Notice and Documentation
Commercial as well as residential tenants must notify the landlord as soon as reasonably possible if unable to pay full rent and make partial rent payments if financially able to do so. Commercial tenants must also provide documentation or other evidence that loss of income preventing payment is due to the COVID-19 pandemic or governmental restrictions imposed to mitigate the spread of COVID-19. Residential tenants are not required to provide such evidence.

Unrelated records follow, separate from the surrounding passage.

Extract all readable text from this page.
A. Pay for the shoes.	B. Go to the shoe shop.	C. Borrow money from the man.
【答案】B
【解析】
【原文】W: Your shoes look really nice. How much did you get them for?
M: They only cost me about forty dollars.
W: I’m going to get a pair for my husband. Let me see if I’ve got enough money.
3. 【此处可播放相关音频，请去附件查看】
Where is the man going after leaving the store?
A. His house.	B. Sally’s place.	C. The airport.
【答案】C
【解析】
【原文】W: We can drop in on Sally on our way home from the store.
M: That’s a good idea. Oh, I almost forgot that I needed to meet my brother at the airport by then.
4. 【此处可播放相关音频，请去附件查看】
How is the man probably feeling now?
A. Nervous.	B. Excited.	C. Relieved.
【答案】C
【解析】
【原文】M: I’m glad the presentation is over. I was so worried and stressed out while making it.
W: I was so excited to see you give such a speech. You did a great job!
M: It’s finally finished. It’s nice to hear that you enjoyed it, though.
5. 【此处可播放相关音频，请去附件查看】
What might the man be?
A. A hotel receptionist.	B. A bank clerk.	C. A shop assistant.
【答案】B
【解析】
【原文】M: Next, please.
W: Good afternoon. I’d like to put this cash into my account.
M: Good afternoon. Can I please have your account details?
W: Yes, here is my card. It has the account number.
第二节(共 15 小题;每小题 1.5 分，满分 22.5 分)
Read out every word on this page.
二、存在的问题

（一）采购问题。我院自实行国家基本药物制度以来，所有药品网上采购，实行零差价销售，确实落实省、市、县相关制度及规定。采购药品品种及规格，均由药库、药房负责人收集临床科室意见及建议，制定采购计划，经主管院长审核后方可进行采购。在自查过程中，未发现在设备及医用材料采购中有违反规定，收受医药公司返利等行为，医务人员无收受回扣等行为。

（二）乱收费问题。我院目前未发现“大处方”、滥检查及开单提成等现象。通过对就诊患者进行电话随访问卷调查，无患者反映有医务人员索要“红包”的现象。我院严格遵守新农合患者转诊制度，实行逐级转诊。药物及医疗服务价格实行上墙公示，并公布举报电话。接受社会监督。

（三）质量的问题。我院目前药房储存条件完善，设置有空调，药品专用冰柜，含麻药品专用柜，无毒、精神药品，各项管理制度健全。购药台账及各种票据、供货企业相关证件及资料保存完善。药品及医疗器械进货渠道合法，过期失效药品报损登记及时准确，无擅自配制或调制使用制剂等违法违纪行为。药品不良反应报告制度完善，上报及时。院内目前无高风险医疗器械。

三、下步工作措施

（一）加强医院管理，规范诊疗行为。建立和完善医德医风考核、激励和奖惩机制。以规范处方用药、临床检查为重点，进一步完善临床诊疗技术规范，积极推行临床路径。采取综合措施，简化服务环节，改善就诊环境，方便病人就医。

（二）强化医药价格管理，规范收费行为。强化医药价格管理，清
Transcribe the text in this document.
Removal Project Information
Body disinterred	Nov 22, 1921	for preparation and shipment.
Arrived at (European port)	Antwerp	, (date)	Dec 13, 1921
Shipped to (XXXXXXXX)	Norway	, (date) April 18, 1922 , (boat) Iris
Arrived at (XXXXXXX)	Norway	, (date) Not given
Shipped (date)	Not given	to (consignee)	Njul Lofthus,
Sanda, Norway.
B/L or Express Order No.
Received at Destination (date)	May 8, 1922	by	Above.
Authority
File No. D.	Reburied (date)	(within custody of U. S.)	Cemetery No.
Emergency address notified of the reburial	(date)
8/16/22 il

The notice requirement should be easily handled by a written letter to the landlord. Exactly what will constitute acceptable documentation of COVID-19 being the cause of nonpayment remains to be seen. Some landlords may consider proof of loss of income sufficient if a previously operating business confirms closure during the period of nonpayment due to compliance with Oregon’s “Stay Home, Save Lives” order.2 Others could request financial records such as written income statements (which, in any event, may be needed for other economic relief during the ongoing crisis). If you are unsure about what to do about evidence or what to include in a commercial or residential notice letter, please feel free to schedule a call.

Inspiration Spaceship will continue providing reliable up-to-date information, resources, and legal insight for creative businesses and freelancers impacted by COVID-19. For our most recent updates, visit our COVID-19 Creative Community Spotlight.

1  Exec. Order 20-13 (Apr. 1, 2020).

2  Exec. Order 20-12 (Mar. 23, 2020).